The algorithm is currently used by health systems and insurers to allocate extra resources to patients and predict future healthcare costs. So, using cost as a proxy measure seemed like a logical choice.
“The health system, insurers, and society at large clearly want to focus on controlling costs. It seemed like a reasonable proxy at the time,” Powers said.
However, selecting this proxy measure had inherent bias.
“We believe it’s not unique to this algorithm,” Powers furthered. “Algorithms used by most health systems and insurance companies at this point are perpetuating existing racial biases.”
Not all hope is lost, though, Powers noted.
“It’s actually relatively easy to fix,” he explained. “You’re using cost as a label as opposed to something else like number of chronic conditions or poor control of chronic conditions.”
Powers and his team emphasized how selecting a different proxy could remove racial bias.
“Instead of looking at costs alone, you have to look at more reasonable or more proximate measures of health and healthcare needs,” he stated. “That’s the easiest solution. It requires changing the algorithm and changing the way in which they’re implemented.”
In order do this, Powers said developers need to partner with physician experts to understand the best proxy measures for the desired outcomes.
“Work with physicians to really crystallize what the prediction problem is. What is the outcome that is actually the best proxy measure for the program or allocation decision you’re making? Spend some time at that phase of development,” he recommended.
The design phase is critical when building advanced prediction algorithms.
“Actually understanding the prediction problem is a much more fundamental step,” Powers said. “For algorithm developers this means working more closely with folks involved in care delivery.”
To Powers, this problem is greater than a single algorithm.
“We do think that this is truly endemic. It’s not specific to how the algorithm is tuned. It’s a much more fundamental issue,” he said.
If you do not code for unconscious bias in the development stage, algorithms will perpetuate bias.

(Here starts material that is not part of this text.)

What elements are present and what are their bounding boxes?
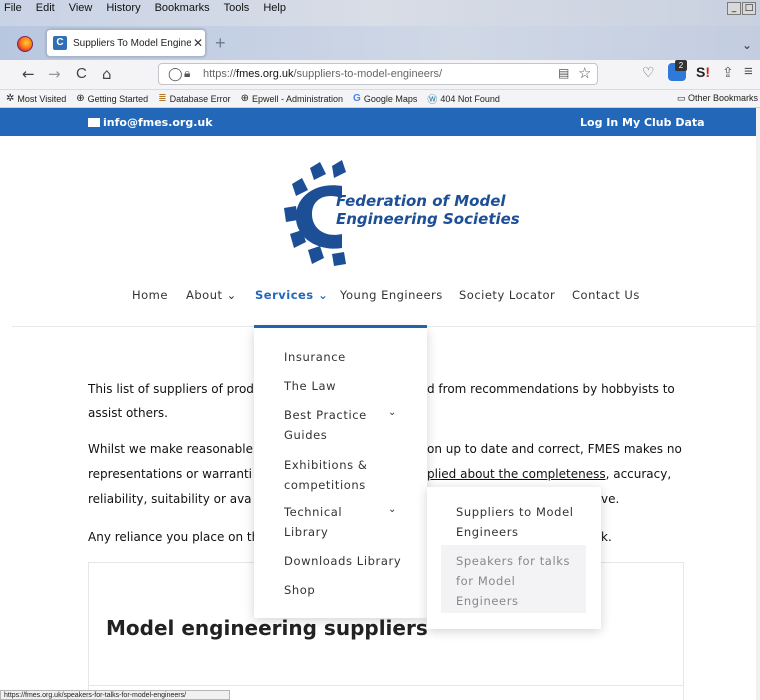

“There’s absolutely a place for algorithms. What this study showed us is these types of tools are really widespread and have become essentially ubiquitous without enough attention to potential downsides,” Powers articulated.
The biggest conclusion their work drew was not the inherent bias in many of the algorithms used to predict cost of care and risk, but the simplicity of eliminating this bias. Improving the efficiency, effectiveness, and equity of these tools is less daunting then it might appear.
To help developers overcome this problem, the University of Chicago announced the Center for Applied Artificial Intelligence.
“The new initiative will work with algorithm developers and health systems to help address racial bias in these algorithms,” Powers concluded.